Spent the past two weeks on the ?sqlite database improvements which will be git-annex v8.

That cleaned up a significant amount of technical debt. I had made some bad choices about encoding sqlite data early on, and the persistent library turns out to make a dubious choice about how String is stored, that prevents some unicode surrigate code points from roundtripping sometimes. On top of those problems, there were some missing indexes. And then to resolve the git add mess, I had to write a raw SQL query that used LIKE, which was super ugly, slow, and not indexed.

Really good to get all that resolved. And I have microbenchmarks that are good too; 10-25% speedup across the board for database operations.

The tricky thing was that, due to the encoding problem, both filenames and keys stored in the old sqlite databases can't be trusted to be valid. This ruled out a database migration because it could leave a repo with bad old data in it. Instead, the old databases have to be thrown away, and the upgrade has to somehow build new databases that contain all the necessary data. Seems a tall order, but luckily git-annex is a distributed system and so the databases are used as a local fast cache for information that can be looked up more slowly from git. Well, mostly. Sometimes the databases are used for data that has not yet been committed to git, or that is local to a single repo.

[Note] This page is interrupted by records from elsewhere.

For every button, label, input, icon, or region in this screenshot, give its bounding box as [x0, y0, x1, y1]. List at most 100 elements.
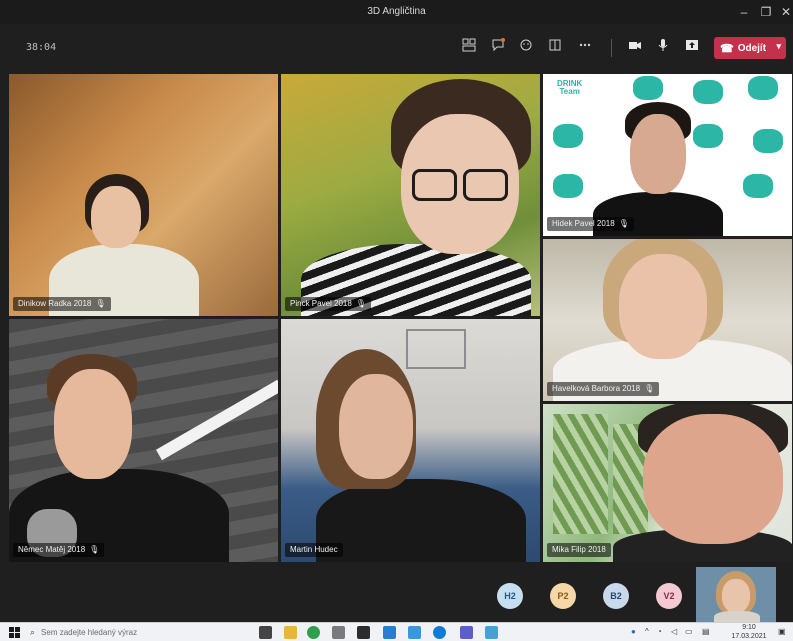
glasses-right	[463, 169, 508, 201]
mic-icon[interactable]	[653, 38, 673, 58]
person-face	[54, 369, 132, 479]
participant-nameplate: Hidek Pavel 2018 🎙	[547, 217, 634, 231]
battery-icon[interactable]: ▭	[685, 627, 693, 636]
mic-muted-icon: 🎙	[89, 545, 100, 554]
logo-mark	[553, 174, 583, 198]
logo-mark	[693, 124, 723, 148]
taskbar-clock[interactable]: 9:10 17.03.2021	[727, 623, 771, 641]
windows-start-icon[interactable]	[9, 627, 20, 638]
person-face	[339, 374, 413, 479]
network-icon[interactable]: ◔	[657, 627, 662, 636]
notifications-icon[interactable]: ▣	[778, 627, 786, 636]
clock-time: 9:10	[742, 624, 756, 631]
chat-icon[interactable]	[488, 38, 508, 58]
glasses-left	[412, 169, 457, 201]
file-explorer-icon[interactable]	[284, 626, 297, 639]
person-body	[714, 611, 760, 622]
video-tile[interactable]: Pinck Pavel 2018 🎙	[280, 73, 541, 317]
person-face	[91, 186, 141, 248]
participant-name: Havelková Barbora 2018	[552, 384, 641, 393]
participant-nameplate: Němec Matěj 2018 🎙	[13, 543, 105, 557]
photos-icon[interactable]	[408, 626, 421, 639]
edge-icon[interactable]	[433, 626, 446, 639]
person-face	[643, 414, 783, 544]
word-icon[interactable]	[485, 626, 498, 639]
participant-nameplate: Pinck Pavel 2018 🎙	[285, 297, 371, 311]
video-tile[interactable]: Martin Hudec	[280, 318, 541, 563]
mic-muted-icon: 🎙	[355, 299, 366, 308]
leave-label: Odejít	[737, 42, 767, 54]
volume-icon[interactable]: ◁	[671, 627, 677, 636]
search-icon: ⌕	[30, 627, 36, 637]
keyboard-icon[interactable]: ▤	[702, 627, 710, 636]
person-face	[630, 114, 686, 194]
teams-icon[interactable]	[460, 626, 473, 639]
participant-nameplate: Havelková Barbora 2018 🎙	[547, 382, 660, 396]
overflow-avatar-v2[interactable]: V2	[656, 583, 682, 609]
search-placeholder: Sem zadejte hledaný výraz	[41, 628, 138, 637]
logo-mark	[743, 174, 773, 198]
participant-name: Němec Matěj 2018	[18, 545, 86, 554]
mic-muted-icon: 🎙	[95, 299, 106, 308]
overflow-participants-bar: H2 P2 B2 V2	[0, 563, 793, 620]
logo-mark	[748, 76, 778, 100]
rooms-icon[interactable]	[545, 38, 565, 58]
participant-name: Dinikow Radka 2018	[18, 299, 92, 308]
minimize-icon[interactable]: –	[733, 3, 755, 21]
chrome-icon[interactable]	[307, 626, 320, 639]
person-face	[722, 579, 750, 613]
video-tile[interactable]: Mika Filip 2018	[542, 403, 793, 563]
overflow-avatar-b2[interactable]: B2	[603, 583, 629, 609]
task-view-icon[interactable]	[259, 626, 272, 639]
help-icon[interactable]: ●	[631, 627, 636, 636]
chevron-up-icon[interactable]: ^	[645, 627, 649, 636]
logo-mark	[753, 129, 783, 153]
toolbar-divider	[611, 39, 612, 57]
meeting-timer: 38:04	[26, 42, 57, 53]
more-icon[interactable]	[575, 38, 595, 58]
participant-nameplate: Dinikow Radka 2018 🎙	[13, 297, 111, 311]
participants-icon[interactable]	[459, 38, 479, 58]
mail-icon[interactable]	[383, 626, 396, 639]
mic-muted-icon: 🎙	[618, 219, 629, 228]
mic-muted-icon: 🎙	[644, 384, 655, 393]
picture-frame	[406, 329, 466, 369]
participant-nameplate: Mika Filip 2018	[547, 543, 611, 557]
participant-name: Hidek Pavel 2018	[552, 219, 615, 228]
participant-name: Pinck Pavel 2018	[290, 299, 352, 308]
person-face	[619, 254, 707, 359]
meeting-toolbar: 38:04 ☎ Odejít ▾	[0, 26, 793, 70]
clock-date: 17.03.2021	[731, 633, 767, 640]
maximize-icon[interactable]: ❐	[755, 3, 777, 21]
participant-name: Mika Filip 2018	[552, 545, 606, 554]
participant-nameplate: Martin Hudec	[285, 543, 343, 557]
video-grid: Dinikow Radka 2018 🎙 Pinck Pavel 2018 🎙 DR…	[8, 73, 793, 563]
close-icon[interactable]: ✕	[775, 3, 793, 21]
reactions-icon[interactable]	[516, 38, 536, 58]
video-tile[interactable]: Němec Matěj 2018 🎙	[8, 318, 279, 563]
phone-hangup-icon: ☎	[720, 42, 734, 55]
video-tile[interactable]: DRINK Team Hidek Pavel 2018 🎙	[542, 73, 793, 237]
backdrop-logo-line2: Team	[559, 87, 580, 96]
wall-art	[553, 414, 608, 534]
windows-taskbar: ⌕ Sem zadejte hledaný výraz ● ^ ◔ ◁ ▭ ▤ 9…	[0, 622, 793, 641]
share-icon[interactable]	[682, 38, 702, 58]
chevron-down-icon[interactable]: ▾	[776, 41, 781, 52]
title-bar: 3D Angličtina – ❐ ✕	[0, 0, 793, 24]
settings-icon[interactable]	[332, 626, 345, 639]
store-icon[interactable]	[357, 626, 370, 639]
teams-window: 3D Angličtina – ❐ ✕ 38:04 ☎ Odejít ▾ Din…	[0, 0, 793, 641]
overflow-avatar-h2[interactable]: H2	[497, 583, 523, 609]
window-title: 3D Angličtina	[367, 6, 426, 17]
camera-icon[interactable]	[625, 38, 645, 58]
video-tile[interactable]: Havelková Barbora 2018 🎙	[542, 238, 793, 402]
participant-name: Martin Hudec	[290, 545, 338, 554]
leave-button[interactable]: ☎ Odejít ▾	[714, 37, 786, 59]
logo-mark	[693, 80, 723, 104]
self-view-preview[interactable]	[696, 567, 776, 622]
taskbar-search-box[interactable]: ⌕ Sem zadejte hledaný výraz	[30, 625, 230, 640]
logo-mark	[633, 76, 663, 100]
overflow-avatar-p2[interactable]: P2	[550, 583, 576, 609]
video-tile[interactable]: Dinikow Radka 2018 🎙	[8, 73, 279, 317]
person-body	[316, 479, 526, 562]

So I had to find solutions to a lot of hairly problems. In a couple cases, the solutions involve git-annex doing more work after the upgrade for a while, until it is able to fully regenerate the data that was stored in the old databases.

One nice thing about this approach is that, if I ever need to change the sqlite databases again, I can reuse the same code to delete the old and regnerate the new, rather than writing migration code specific to a given database change.

Anyway, v8 is all ready to merge, but I'm inclined to sit on it for a month or two, to avoid upgrade fatigue. Also I find more ways to improve the database schema. Perhaps it would be worth it to do some normalization, and/or move everything into a single large database rather than the current smattering of unnormalized databases?